Le scene si svolgono a Ravenna nella sua parte più industriale. Siamo agli inizi degli anni '60 in pieno miracolo economico. Il tipo di industrializzazione è selvaggio: basato su numerosi impianti petrolchimici quasi tutti privi di depuratori e una centrale termoelettrica che espelle tonnellate di polveri. Un'industrializzazione che appare subito allo spettatore come portatrice di traumi profondi. Alcune anguille al ristorante conservano nel sapore tracce di petrolio. Il degrado territoriale è molto avanzato e ne risente anche la vita dei cittadini. Questi ultimi diventano oggetto di disagi nevrotici e depressivi. Disagi fortemente accentuati dalla scomparsa di ogni bellezza naturale. Il funesto complesso petrolchimico ha sostituito sia le pulite e ordinate baracche dei vecchi pescatori che gli impianti artigianali.
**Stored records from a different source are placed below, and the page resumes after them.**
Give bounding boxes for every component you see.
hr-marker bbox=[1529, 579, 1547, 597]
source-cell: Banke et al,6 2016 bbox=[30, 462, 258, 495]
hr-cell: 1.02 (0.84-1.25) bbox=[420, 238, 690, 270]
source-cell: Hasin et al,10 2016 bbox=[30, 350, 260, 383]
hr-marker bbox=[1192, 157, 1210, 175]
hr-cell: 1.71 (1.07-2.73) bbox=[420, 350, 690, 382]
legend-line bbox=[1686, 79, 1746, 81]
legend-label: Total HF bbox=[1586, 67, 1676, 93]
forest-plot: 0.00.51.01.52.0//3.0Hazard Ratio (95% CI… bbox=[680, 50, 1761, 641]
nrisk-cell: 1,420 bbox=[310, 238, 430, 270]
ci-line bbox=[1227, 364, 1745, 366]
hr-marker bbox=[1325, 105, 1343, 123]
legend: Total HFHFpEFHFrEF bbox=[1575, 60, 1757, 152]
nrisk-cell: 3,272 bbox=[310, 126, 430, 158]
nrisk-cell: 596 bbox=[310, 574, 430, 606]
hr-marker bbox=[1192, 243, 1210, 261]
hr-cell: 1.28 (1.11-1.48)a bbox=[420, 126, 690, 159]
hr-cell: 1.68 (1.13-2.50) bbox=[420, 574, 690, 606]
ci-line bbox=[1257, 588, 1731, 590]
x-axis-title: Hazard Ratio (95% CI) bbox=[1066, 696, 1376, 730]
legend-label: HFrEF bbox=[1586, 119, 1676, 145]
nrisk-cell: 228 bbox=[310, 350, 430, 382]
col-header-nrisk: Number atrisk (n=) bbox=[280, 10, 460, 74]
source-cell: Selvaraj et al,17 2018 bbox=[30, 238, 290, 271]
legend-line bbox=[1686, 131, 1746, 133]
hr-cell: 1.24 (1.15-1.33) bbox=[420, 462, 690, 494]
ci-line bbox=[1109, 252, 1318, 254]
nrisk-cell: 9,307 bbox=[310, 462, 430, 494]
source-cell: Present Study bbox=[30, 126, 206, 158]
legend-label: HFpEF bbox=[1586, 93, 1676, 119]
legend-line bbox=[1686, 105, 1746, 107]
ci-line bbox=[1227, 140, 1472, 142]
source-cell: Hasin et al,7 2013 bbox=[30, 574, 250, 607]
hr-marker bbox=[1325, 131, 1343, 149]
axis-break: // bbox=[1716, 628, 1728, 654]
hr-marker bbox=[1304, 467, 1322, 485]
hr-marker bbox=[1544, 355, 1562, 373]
Insomma tutto il film sembra evidenziare un senso di smarrimento, di angoscia, che non è solo la “pessimistica riflessione sull’incapacità della borghesia di uscire dalla propria gabbia”, ma piuttosto, come un po’ in tutto Antonioni, quell’innata capacità di raccontarci il mondo reale “che verrà” attraverso il presente, anticipando problematiche e inquietudini degli anni a venire. 
È il male del secolo, tutti ne siamo affetti. Matti incurabili, l’unico conforto ci viene dal tenere per mano un bambino e dall’avere coscienza della nostra condizione. La colpa di tutto? Innanzi tutto, della civiltà industriale. Gli uccellini, che hanno un cervello da uccellino, l’hanno capito che dalle ciminiere esce un veleno mortifero, e non ci passano più. Gli uomini, invece, testoni, ci vanno a vivere in mezzo, peggio per loro.
Antonioni non aggiunge nessun zuccherino alla sua pessimistica analisi del mondo contemporaneo, disumanizzato dal progresso scientifico; ma la sua condanna della civiltà delle macchine sembra ormai coinvolgere l’eterna condizione dell’uomo. Giuliana, per far star quieto il bambino, favoleggia di un mondo primitivo, di una ragazzina libera e felice nell’acqua di un’isola. 

Ci sono luoghi che rappresentano un deserto senza sorta di fine, dove delle piccole formiche si agitano continuamente, lavorano, portano provviste, si incuneano, si scontrano e ostinate proseguono senza chiedersi il perché. Piccole formiche che non comunicano, hanno paura, si costruiscono un personaggio, ti sfuggono, al limite ti rincorrono sempre. Il presente è terra bruciata, semplicemente perché lontani da un gesto spontaneo si cerca la strada più semplice: la fuga giustificata.